Climate change whipsawed through Europe last year, alternately baking locked-up economies beneath record heat before inundating them with unprecedented floods, underscoring the rising levels of uncertainty faced by the continent’s 500 million people as the planet warms.
Last year was one of the three warmest ever recorded in Europe and caps a six-year span when it’s never been hotter, according to scientists at the Copernicus Climate Change Service. While pandemic-induced economic lockdowns reduced European Union emissions by almost a tenth, they didn’t prevent an overall increase in manmade greenhouse gases. The far North is feeling the changes most acutely.
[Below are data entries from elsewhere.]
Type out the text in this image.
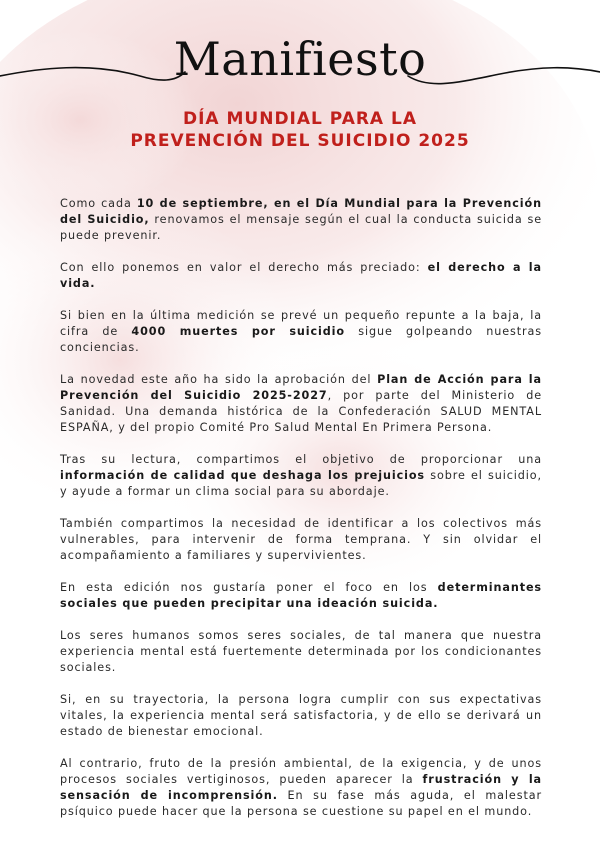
Manifiesto
DÍA MUNDIAL PARA LA
PREVENCIÓN DEL SUICIDIO 2025

Como cada 10 de septiembre, en el Día Mundial para la Prevención del Suicidio, renovamos el mensaje según el cual la conducta suicida se puede prevenir.

Con ello ponemos en valor el derecho más preciado: el derecho a la vida.

Si bien en la última medición se prevé un pequeño repunte a la baja, la cifra de 4000 muertes por suicidio sigue golpeando nuestras conciencias.

La novedad este año ha sido la aprobación del Plan de Acción para la Prevención del Suicidio 2025-2027, por parte del Ministerio de Sanidad. Una demanda histórica de la Confederación SALUD MENTAL ESPAÑA, y del propio Comité Pro Salud Mental En Primera Persona.

Tras su lectura, compartimos el objetivo de proporcionar una información de calidad que deshaga los prejuicios sobre el suicidio, y ayude a formar un clima social para su abordaje.

También compartimos la necesidad de identificar a los colectivos más vulnerables, para intervenir de forma temprana. Y sin olvidar el acompañamiento a familiares y supervivientes.

En esta edición nos gustaría poner el foco en los determinantes sociales que pueden precipitar una ideación suicida.

Los seres humanos somos seres sociales, de tal manera que nuestra experiencia mental está fuertemente determinada por los condicionantes sociales.

Si, en su trayectoria, la persona logra cumplir con sus expectativas vitales, la experiencia mental será satisfactoria, y de ello se derivará un estado de bienestar emocional.

Al contrario, fruto de la presión ambiental, de la exigencia, y de unos procesos sociales vertiginosos, pueden aparecer la frustración y la sensación de incomprensión. En su fase más aguda, el malestar psíquico puede hacer que la persona se cuestione su papel en el mundo.
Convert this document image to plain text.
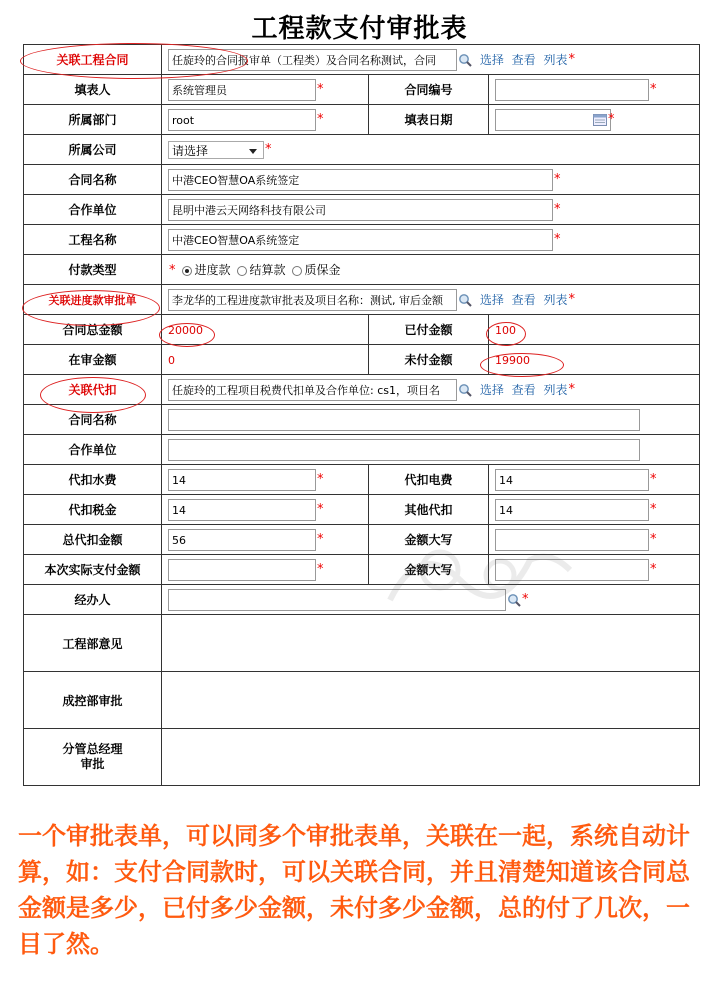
工程款支付审批表
关联工程合同	任旋玲的合同报审单（工程类）及合同名称测试，合同 选择 查看 列表*		
填表人	系统管理员 *	合同编号	*
所属部门	root *	填表日期	*
所属公司	请选择 *		
合同名称	中港CEO智慧OA系统签定 *		
合作单位	昆明中港云天网络科技有限公司 *		
工程名称	中港CEO智慧OA系统签定 *		
付款类型	* 进度款 结算款 质保金		
关联进度款审批单	李龙华的工程进度款审批表及项目名称：测试, 审后金额 选择 查看 列表*		
合同总金额	20000	已付金额	100
在审金额	0	未付金额	19900
关联代扣	任旋玲的工程项目税费代扣单及合作单位: cs1，项目名 选择 查看 列表*		
合同名称			
合作单位			
代扣水费	14 *	代扣电费	14 *
代扣税金	14 *	其他代扣	14 *
总代扣金额	56 *	金额大写	*
本次实际支付金额	*	金额大写	*
经办人	*		
工程部意见			
成控部审批			
分管总经理
审批			
一个审批表单，可以同多个审批表单，关联在一起，系统自动计算，如：支付合同款时，可以关联合同，并且清楚知道该合同总金额是多少，已付多少金额，未付多少金额，总的付了几次，一目了然。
“The region that stands out is the Arctic,” said Freja Vamborg, one of the scientists who wrote the annual European State of the Climate report published Thursday. “The Arctic is warming at a faster rate than the rest of the world, as is Europe.”
“Some of this process is irreversible,” said Mark Parrington, a Copernicus scientist who studies fire emissions. “Those fires released carbon that has been captured for thousands of years into the atmosphere.”
“Achieving a climate neutral economy requires the full mobilization of society, governments and industry,” the European Commission’s Matthias Petschke said in a statement.
Copernicus estimates global emissions fell 8% last year due to economic contractions and would have declined further if people working at home didn’t rely on burning natural gas and oil to keep warm, according to Vincent-Henri Peuch, who heads the Copernicus Atmosphere Monitoring Service.
Those periods of hot and dry weather were interspersed with deluges three times the monthly averages that caused devastating floods in some regions. Storm Alex in October dumped record one-day rainfall across the U.K., northwestern France and the southern Alps. A rare tropical cyclone called Medicane Lanos swept through Greece in September, killing four people and causing some $100 million in damages.